The situation is about the same as for the text editors: I've used Firefox for so much time that I'm completely used to it. Moreover, for the last few years, with the expansion of Chromium-based browsers, it's also becoming a small contribution towards keeping some diversity in the web world.
I've mainly used nightly for the last couple of year, but I now tend not to reinstall it and keep a more stable Firefox since most of the new renderers and engines have landed.

I always have a few plugins: Dark Reader, uBlock Origin, NoScript, Bitwarden, and Shaarli Synchronizer.

Email and chat clients

Like Firefox, Thunderbird has been my main email client for years, and despite having some flaws like its thread-handling or the fact that it's pretty unusable without a pointing device, it's still the less worst email client that I've found. Rainloop is also not that bad, and I'm pretty happy having it as a backup client for when I'm not at home.

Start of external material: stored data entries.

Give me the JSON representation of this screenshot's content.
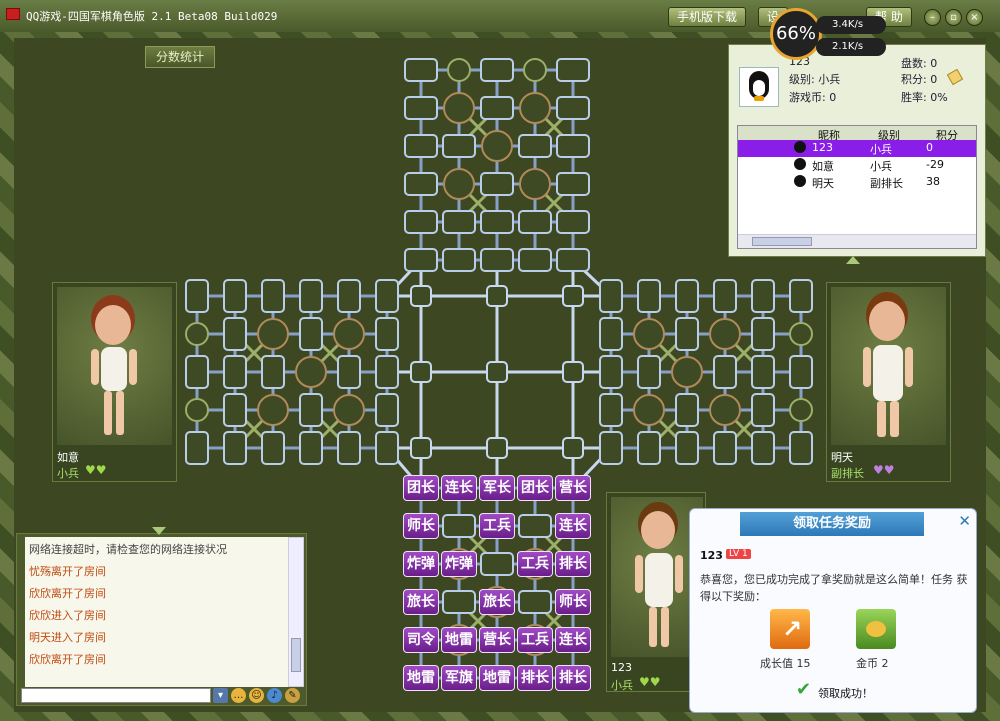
{
  "window": {
    "title": "QQ游戏-四国军棋角色版 2.1 Beta08 Build029",
    "mobile_download": "手机版下载",
    "settings_label": "设",
    "help_label": "帮 助",
    "minimize": "–",
    "restore": "▫",
    "close": "×"
  },
  "network": {
    "percent": "66%",
    "up_speed": "3.4K/s",
    "down_speed": "2.1K/s"
  },
  "score_tab": "分数统计",
  "self_info": {
    "id_partial": "123",
    "level_label": "级别: 小兵",
    "coins_label": "游戏币: 0",
    "games_label": "盘数: 0",
    "score_label": "积分: 0",
    "winrate_label": "胜率: 0%"
  },
  "rank_table": {
    "headers": [
      "昵称",
      "级别",
      "积分"
    ],
    "rows": [
      {
        "name": "123",
        "rank": "小兵",
        "score": "0",
        "selected": true
      },
      {
        "name": "如意",
        "rank": "小兵",
        "score": "-29",
        "selected": false
      },
      {
        "name": "明天",
        "rank": "副排长",
        "score": "38",
        "selected": false
      }
    ]
  },
  "players": {
    "left": {
      "name": "如意",
      "rank": "小兵"
    },
    "right": {
      "name": "明天",
      "rank": "副排长"
    },
    "bottom": {
      "name": "123",
      "rank": "小兵"
    }
  },
  "pieces": [
    [
      "团长",
      "连长",
      "军长",
      "团长",
      "营长"
    ],
    [
      "师长",
      "",
      "工兵",
      "",
      "连长"
    ],
    [
      "炸弹",
      "炸弹",
      "",
      "工兵",
      "排长"
    ],
    [
      "旅长",
      "",
      "旅长",
      "",
      "师长"
    ],
    [
      "司令",
      "地雷",
      "营长",
      "工兵",
      "连长"
    ],
    [
      "地雷",
      "军旗",
      "地雷",
      "排长",
      "排长"
    ]
  ],
  "chat": {
    "lines": [
      "网络连接超时，请检查您的网络连接状况",
      "忧殇离开了房间",
      "欣欣离开了房间",
      "欣欣进入了房间",
      "明天进入了房间",
      "欣欣离开了房间"
    ]
  },
  "reward": {
    "title": "领取任务奖励",
    "user": "123",
    "level": "LV 1",
    "message": "恭喜您，您已成功完成了拿奖励就是这么简单！任务 获得以下奖励：",
    "item1_label": "成长值 15",
    "item2_label": "金币 2",
    "success": "领取成功！"
  }
}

My less and less used IRC client is (was?) irssi, but with the rise of the Matrix protocol, I've been using Element and Mirage quite a lot, and I must say that some modern features, like media integration, reactions, or convergence, are more than welcome!

VM and gaming

Maybe the most unexpected part of my setup, but also one that works so well that I wouldn't trade it for anything else! To play games without having to reboot, but with good performance, and without the random reliability of wine, I use a Windows 10 VM with PCI pass-through for the GPU. virt-manager does a very fine job, even if some parameters required manual XML editing. My keyboard and mouse are also passed-through, so this configuration requires having a second pair of input devices on my desktop if I want to access the host, but I have enough place, and switching physically is very convenient and intuitive.

The other subtlety is the disk management: the VM disk is a 40GB qcow2 image, as expected, but my second, physical, 1TB SATA SSD is again passed-through with VirtIO. It is formatted with Btrfs, which is nowadays probably the best solution to share content between Windows and Linux with the great help of WinBtrfs, in addition to all the positive aspects Btrfs provides in itself. This gives me great IO performance on both systems, and a nice way to have the games ready for play on Windows, or ready for trying to play with wine on Linux (when I'll have a more suitable GPU)!